Of course, Patron isn’t the only distillery or spirits brand involved with environmental initiatives. Brazil’s Novo Fogo cachaca distillery grows organic sugarcane without using pesticides or fertilizers, and has built its distillery on the slope of a hill so that gravity can send liquid from room to room instead of using electric pumps. Bacardi has pledged to get 100 percent of its sugar cane–derived products for producing rum from certified sustainable sources by the year 2022, as well as eliminating all landfill waste from its distilleries. Single-malt scotch distillery Glenmorangie has teamed up with the U.K.’s Marine Conservation Society on an effort called the Dornoch Environmental Enhancement Project (DEEP), which will bring back local oysters to the nearby sea to help filter the water. They will also soon be adding an anaerobic plant to the distillery’s organic waste to remove most of the chemical oxygen. And Pernod Ricard has a “Roadmap for 2020” policy that involves efforts promoting sustainable agriculture, measuring water consumption, and reducing CO2 emissions.

It appears that the spirits industry has figured out that environmental sustainability is not just a noble pursuit, but is actually a beneficial strategy.
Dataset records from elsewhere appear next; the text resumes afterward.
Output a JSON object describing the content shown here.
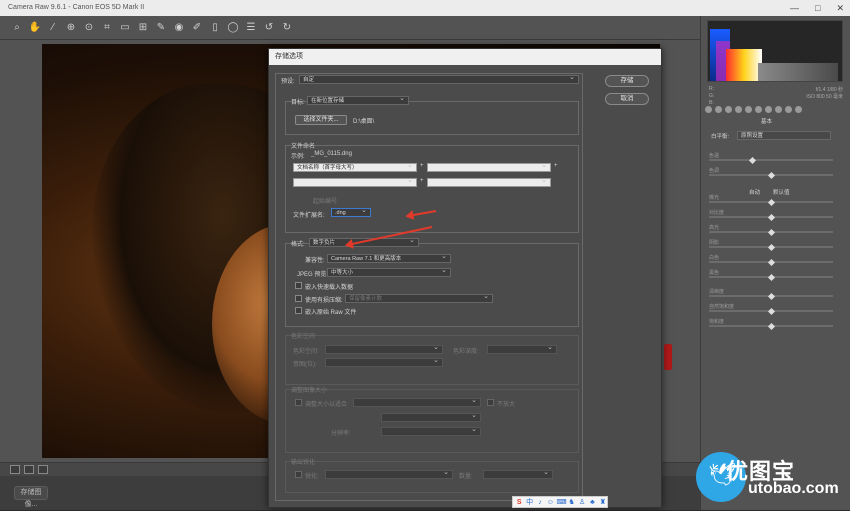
{
  "window": {
    "title": "Camera Raw 9.6.1 - Canon EOS 5D Mark II",
    "controls": [
      "—",
      "□",
      "✕"
    ]
  },
  "toolbar": {
    "icons": [
      "zoom-icon",
      "hand-icon",
      "white-balance-icon",
      "color-sampler-icon",
      "target-adjust-icon",
      "crop-icon",
      "straighten-icon",
      "transform-icon",
      "spot-removal-icon",
      "red-eye-icon",
      "adjust-brush-icon",
      "graduated-filter-icon",
      "radial-filter-icon",
      "preferences-icon",
      "rotate-ccw-icon",
      "rotate-cw-icon"
    ],
    "glyphs": [
      "⌕",
      "✋",
      "⁄",
      "⊕",
      "⊙",
      "⌗",
      "▭",
      "⊞",
      "✎",
      "◉",
      "✐",
      "▯",
      "◯",
      "☰",
      "↺",
      "↻"
    ]
  },
  "footer": {
    "save_label": "存储图像..."
  },
  "histogram": {
    "info_left": [
      "R:",
      "G:",
      "B:"
    ],
    "info_right": [
      "f/1.4   1/80 秒",
      "ISO 800   50 毫米"
    ]
  },
  "right_panel": {
    "header": "基本",
    "white_balance_label": "白平衡:",
    "white_balance_value": "原照设置",
    "auto_label": "自动",
    "default_label": "默认值",
    "sliders": [
      {
        "label": "色温",
        "pos": 0.35
      },
      {
        "label": "色调",
        "pos": 0.5
      },
      {
        "label": "曝光",
        "pos": 0.5
      },
      {
        "label": "对比度",
        "pos": 0.5
      },
      {
        "label": "高光",
        "pos": 0.5
      },
      {
        "label": "阴影",
        "pos": 0.5
      },
      {
        "label": "白色",
        "pos": 0.5
      },
      {
        "label": "黑色",
        "pos": 0.5
      },
      {
        "label": "清晰度",
        "pos": 0.5
      },
      {
        "label": "自然饱和度",
        "pos": 0.5
      },
      {
        "label": "饱和度",
        "pos": 0.5
      }
    ]
  },
  "dialog": {
    "title": "存储选项",
    "preset_label": "预设:",
    "preset_value": "自定",
    "save_button": "存储",
    "cancel_button": "取消",
    "dest": {
      "label": "目标:",
      "value": "在新位置存储",
      "folder_button": "选择文件夹...",
      "path": "D:\\桌面\\"
    },
    "naming": {
      "section": "文件命名",
      "example_label": "示例:",
      "example_value": "_MG_0115.dng",
      "field1": "文档名称（首字母大写）",
      "field2": "",
      "field3": "",
      "field4": "",
      "plus": "+",
      "start_number_label": "起始编号:",
      "ext_label": "文件扩展名:",
      "ext_value": ".dng"
    },
    "format": {
      "label": "格式:",
      "value": "数字负片",
      "compat_label": "兼容性:",
      "compat_value": "Camera Raw 7.1 和更高版本",
      "jpeg_label": "JPEG 预览:",
      "jpeg_value": "中等大小",
      "embed_fast": "嵌入快速载入数据",
      "lossy": "使用有损压缩:",
      "lossy_value": "保留像素计数",
      "embed_raw": "嵌入原始 Raw 文件"
    },
    "color": {
      "section": "色彩空间",
      "space_label": "色彩空间:",
      "intent_label": "色彩深度:",
      "depth_label": "意图(位):"
    },
    "resize": {
      "section": "调整图像大小",
      "fit_label": "调整大小以适合",
      "no_enlarge": "不放大",
      "res_label": "分辨率:"
    },
    "sharpen": {
      "section": "输出锐化",
      "for_label": "锐化:",
      "amount_label": "数量:"
    }
  },
  "taskbar": {
    "items": [
      "S",
      "中",
      "♪",
      "☺",
      "⌨",
      "♞",
      "♙",
      "♣",
      "♜"
    ]
  },
  "watermark": {
    "cn": "优图宝",
    "en": "utobao.com",
    "p": "PS"
  }
}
Yes, there are costs that must be incurred, but ultimately savings are to be gained — not to mention, you know, a less bleak future. And this is all in the industry’s best interest. After all, there are many distilleries in Scotland that are right on the coast and could be dramatically affected by rising sea levels.

“Right now we can assure that all the waste is treated and disposed of correctly,” says Soltero, as we walk out of the Patron warehouse where anejo and reposado tequilas patiently age. “We don’t see the byproducts of distillation as waste, but as a product that can add value.” And that might just be the key to future efforts from spirits brands to support the environment. If overhead costs can be kept low, as well as global temperatures, everybody benefits.